Le groupe Partouche se retire définitivement du Palm Beach, un nouvel actionnaire arrive

Le groupe casinotier, exploitant historique du site de Cannes, se retire définitivement. Le groupe immobilier Madar doit racheter ses parts pour s’associer au projet Tartary-Barokas. Une date symbolique. Pas étonnant que Patrick Tartary ait choisi ce 5 avril pour annoncer l’arrivée d’un nouvel actionnaire dans la Société Palm Beach Côte d’Azur.

Il y a 90 ans, jour pour jour, le nouveau Casino de la pointe Croisette était officiellement inauguré lors d’une soirée de gala aux 600 invités triés sur le volet (voir ci-dessus). L’étendard d’une Belle époque…

Aujourd’hui, l’exploitant des lieux (associé à son ami David Barokas) veut croire au renouveau de l’établissement, et espère dessiner son avenir avec l’acceptation de son projet par les 1 500 copropriétaires de la Pointe Croisette.

UNE EXPERTISE DANS LES ACTIFS IMMOBILIERS

Pour les convaincre de sa solidité financière, un nouvel argument de poids : le groupe immobilier Madar.

«Nous avons eu plusieurs candidats qui se proposaient d’être nos partenaires, avec des fonds financiers conséquents. L’intérêt du groupe Madar, c’est leur expertise dans les actifs immobiliers, souligne Patrick Tartary. Ce sont de réels associés, pas seulement des partenaires, qui nous apportent une vraie valeur ajoutée »

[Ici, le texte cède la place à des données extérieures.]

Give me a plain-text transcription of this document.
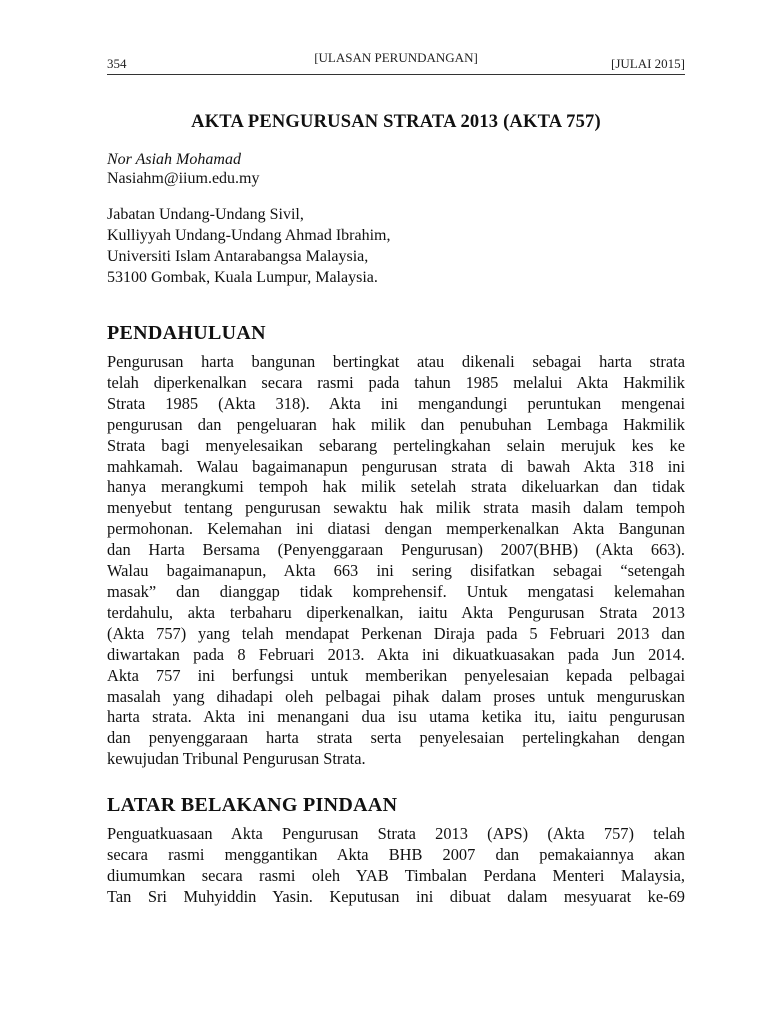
354	[ULASAN PERUNDANGAN]	[JULAI 2015]
AKTA PENGURUSAN STRATA 2013 (AKTA 757)
Nor Asiah Mohamad
Nasiahm@iium.edu.my
Jabatan Undang-Undang Sivil,
Kulliyyah Undang-Undang Ahmad Ibrahim,
Universiti Islam Antarabangsa Malaysia,
53100 Gombak, Kuala Lumpur, Malaysia.
PENDAHULUAN
Pengurusan harta bangunan bertingkat atau dikenali sebagai harta strata
telah diperkenalkan secara rasmi pada tahun 1985 melalui Akta Hakmilik
Strata 1985 (Akta 318). Akta ini mengandungi peruntukan mengenai
pengurusan dan pengeluaran hak milik dan penubuhan Lembaga Hakmilik
Strata bagi menyelesaikan sebarang pertelingkahan selain merujuk kes ke
mahkamah. Walau bagaimanapun pengurusan strata di bawah Akta 318 ini
hanya merangkumi tempoh hak milik setelah strata dikeluarkan dan tidak
menyebut tentang pengurusan sewaktu hak milik strata masih dalam tempoh
permohonan. Kelemahan ini diatasi dengan memperkenalkan Akta Bangunan
dan Harta Bersama (Penyenggaraan Pengurusan) 2007(BHB) (Akta 663).
Walau bagaimanapun, Akta 663 ini sering disifatkan sebagai “setengah
masak” dan dianggap tidak komprehensif. Untuk mengatasi kelemahan
terdahulu, akta terbaharu diperkenalkan, iaitu Akta Pengurusan Strata 2013
(Akta 757) yang telah mendapat Perkenan Diraja pada 5 Februari 2013 dan
diwartakan pada 8 Februari 2013. Akta ini dikuatkuasakan pada Jun 2014.
Akta 757 ini berfungsi untuk memberikan penyelesaian kepada pelbagai
masalah yang dihadapi oleh pelbagai pihak dalam proses untuk menguruskan
harta strata. Akta ini menangani dua isu utama ketika itu, iaitu pengurusan
dan penyenggaraan harta strata serta penyelesaian pertelingkahan dengan
kewujudan Tribunal Pengurusan Strata.
LATAR BELAKANG PINDAAN
Penguatkuasaan Akta Pengurusan Strata 2013 (APS) (Akta 757) telah
secara rasmi menggantikan Akta BHB 2007 dan pemakaiannya akan
diumumkan secara rasmi oleh YAB Timbalan Perdana Menteri Malaysia,
Tan Sri Muhyiddin Yasin. Keputusan ini dibuat dalam mesyuarat ke-69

Propriétaires d’une centaine d’immeubles et de plusieurs centaines de boutiques à Paris (dont une partie du centre Beaugrenelle), les frères Alain et Jean Madar devraient racheter les actions Partouche (49 %) pour 11,5 Me d’ici juillet pour devenir coactionnaires à 50 % dans la société Palm Beach Côte d’Azur du duo Tartary-Barokas.

«D’ores et déjà, les Madar injectent 30Me dans l’opération, et leur entrée au capital n’est pas subordonnée à la prolongation de notre bail au-delà de 2027 », précise encore Patrick Tartary.

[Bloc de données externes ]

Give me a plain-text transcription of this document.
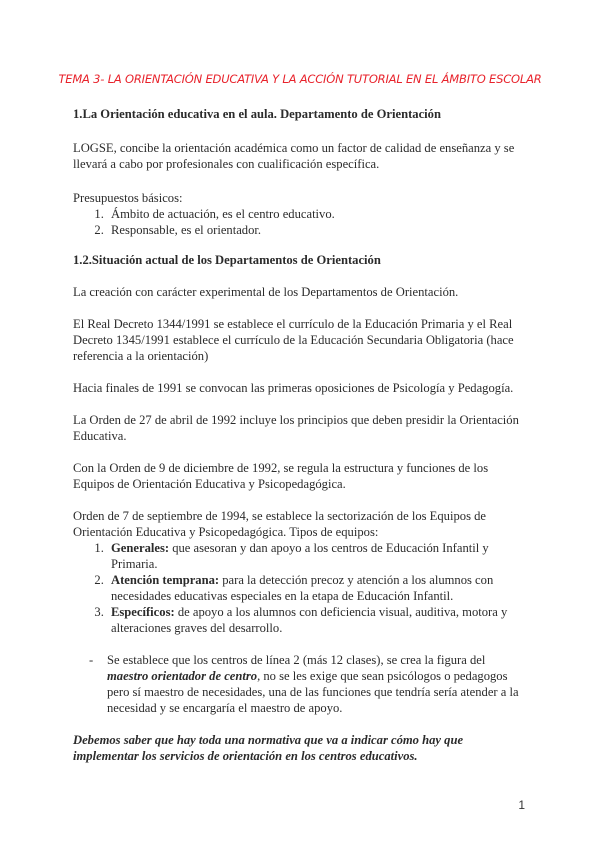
TEMA 3- LA ORIENTACIÓN EDUCATIVA Y LA ACCIÓN TUTORIAL EN EL ÁMBITO ESCOLAR
1.La Orientación educativa en el aula. Departamento de Orientación

LOGSE, concibe la orientación académica como un factor de calidad de enseñanza y se llevará a cabo por profesionales con cualificación específica.

Presupuestos básicos:

1. Ámbito de actuación, es el centro educativo.
2. Responsable, es el orientador.
1.2.Situación actual de los Departamentos de Orientación

La creación con carácter experimental de los Departamentos de Orientación.

El Real Decreto 1344/1991 se establece el currículo de la Educación Primaria y el Real Decreto 1345/1991 establece el currículo de la Educación Secundaria Obligatoria (hace referencia a la orientación)

Hacia finales de 1991 se convocan las primeras oposiciones de Psicología y Pedagogía.

La Orden de 27 de abril de 1992 incluye los principios que deben presidir la Orientación Educativa.

Con la Orden de 9 de diciembre de 1992, se regula la estructura y funciones de los Equipos de Orientación Educativa y Psicopedagógica.

Orden de 7 de septiembre de 1994, se establece la sectorización de los Equipos de Orientación Educativa y Psicopedagógica. Tipos de equipos:

1. Generales: que asesoran y dan apoyo a los centros de Educación Infantil y Primaria.
2. Atención temprana: para la detección precoz y atención a los alumnos con necesidades educativas especiales en la etapa de Educación Infantil.
3. Específicos: de apoyo a los alumnos con deficiencia visual, auditiva, motora y alteraciones graves del desarrollo.
- Se establece que los centros de línea 2 (más 12 clases), se crea la figura del maestro orientador de centro, no se les exige que sean psicólogos o pedagogos pero sí maestro de necesidades, una de las funciones que tendría sería atender a la necesidad y se encargaría el maestro de apoyo.

Debemos saber que hay toda una normativa que va a indicar cómo hay que implementar los servicios de orientación en los centros educativos.

1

De quoi mettre du beurre dans les épinards à l’heure où les travaux de rénovation du Palm Beach se poursuivent (toiture…). Surtout en vue d’une prochaine assemblée générale des copropriétaires de la Pointe Croisette, qui sera peut-être décisive.

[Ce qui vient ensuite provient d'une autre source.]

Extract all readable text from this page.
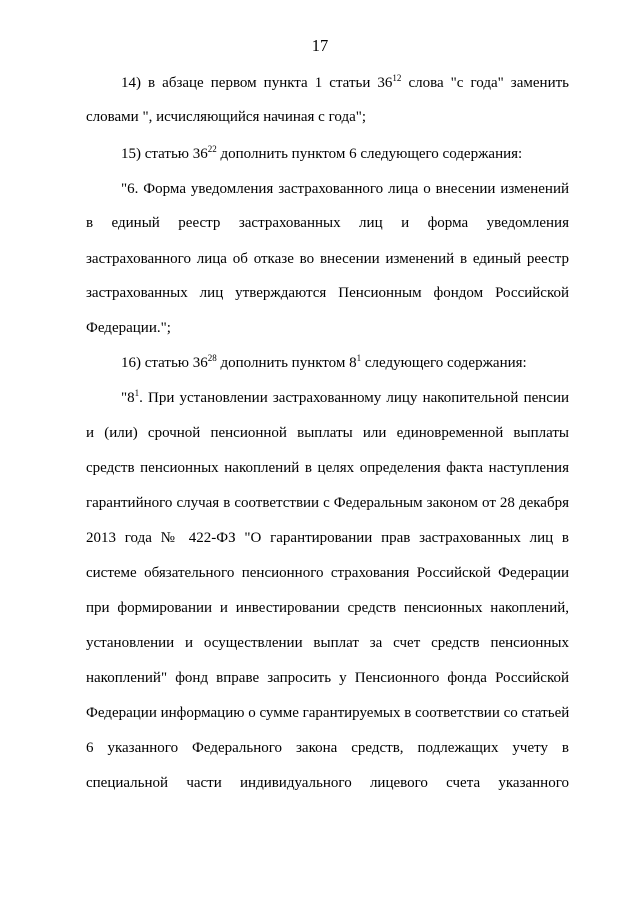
17
14) в абзаце первом пункта 1 статьи $36^{12}$ слова "с года" заменить
словами ", исчисляющийся начиная с года";
15) статью $36^{22}$ дополнить пунктом 6 следующего содержания:
"6. Форма уведомления застрахованного лица о внесении изменений
в единый реестр застрахованных лиц и форма уведомления
застрахованного лица об отказе во внесении изменений в единый реестр
застрахованных лиц утверждаются Пенсионным фондом Российской
Федерации.";
16) статью $36^{28}$ дополнить пунктом $8^1$ следующего содержания:
"$8^1$. При установлении застрахованному лицу накопительной пенсии
и (или) срочной пенсионной выплаты или единовременной выплаты
средств пенсионных накоплений в целях определения факта наступления
гарантийного случая в соответствии с Федеральным законом от 28 декабря
2013 года № 422-ФЗ "О гарантировании прав застрахованных лиц в
системе обязательного пенсионного страхования Российской Федерации
при формировании и инвестировании средств пенсионных накоплений,
установлении и осуществлении выплат за счет средств пенсионных
накоплений" фонд вправе запросить у Пенсионного фонда Российской
Федерации информацию о сумме гарантируемых в соответствии со статьей
6 указанного Федерального закона средств, подлежащих учету в
специальной части индивидуального лицевого счета указанного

Concurrencé par le projet hôtelier du groupe maltais Corinthia, le projet Tartary-Barokas entend renouer avec le prestigieux passé du Palm Beach, notamment en faisant réémerger à l’identique la fameuse piscine, dans laquelle Alain Delon et Jean Gabin laissaient se noyer le butin de leur casse dans Mélodie en sous-sol. Après la transformation de la salle de jeux en salle de spectacle et l’installation du restaurant-cabaret Medusa, les enseignes culinaires Zuma (japonais) et NUSR-ET (steak-house oriental) s’implanteraient au Palm Beach en cas de prolongation du bail au-delà de 2027. Inauguré le 5 avril 1929 par Henri Ruhl (propriétaire du Carlton) et M. Chauvelot, le casino d’été Palm Beach entendait rivaliser avec le Juan-les-Pins festif de Franck Jay Gould et son american way of life

Après avoir déménagé son Casino sur la Croisette au 3.14, Patrick Partouche se résigne à ne plus avoir aucune part dans le Palm Beach, non sans une certaine amertume : « Le groupe aurait pu continuer d’investir pour les dernières années de bail mais j’estime qu’avec les syndicats de copropriétaires, on allait dans le mur. Que je sois seul ou associé, ils m’ont définitivement dégoûté, alors que pendant vingt ans, je n’ai pas économisé mon temps, mes moyens et mon énergie pour sauver un édifice mythique, qui était promis à la démolition ! Aujourd’hui, je souhaite réussite et longue vie au tandem Tartary-Barokas, et je compte sur le maire de Cannes pour ne pas laisser s’installer un autre Provençal sur la Croisette !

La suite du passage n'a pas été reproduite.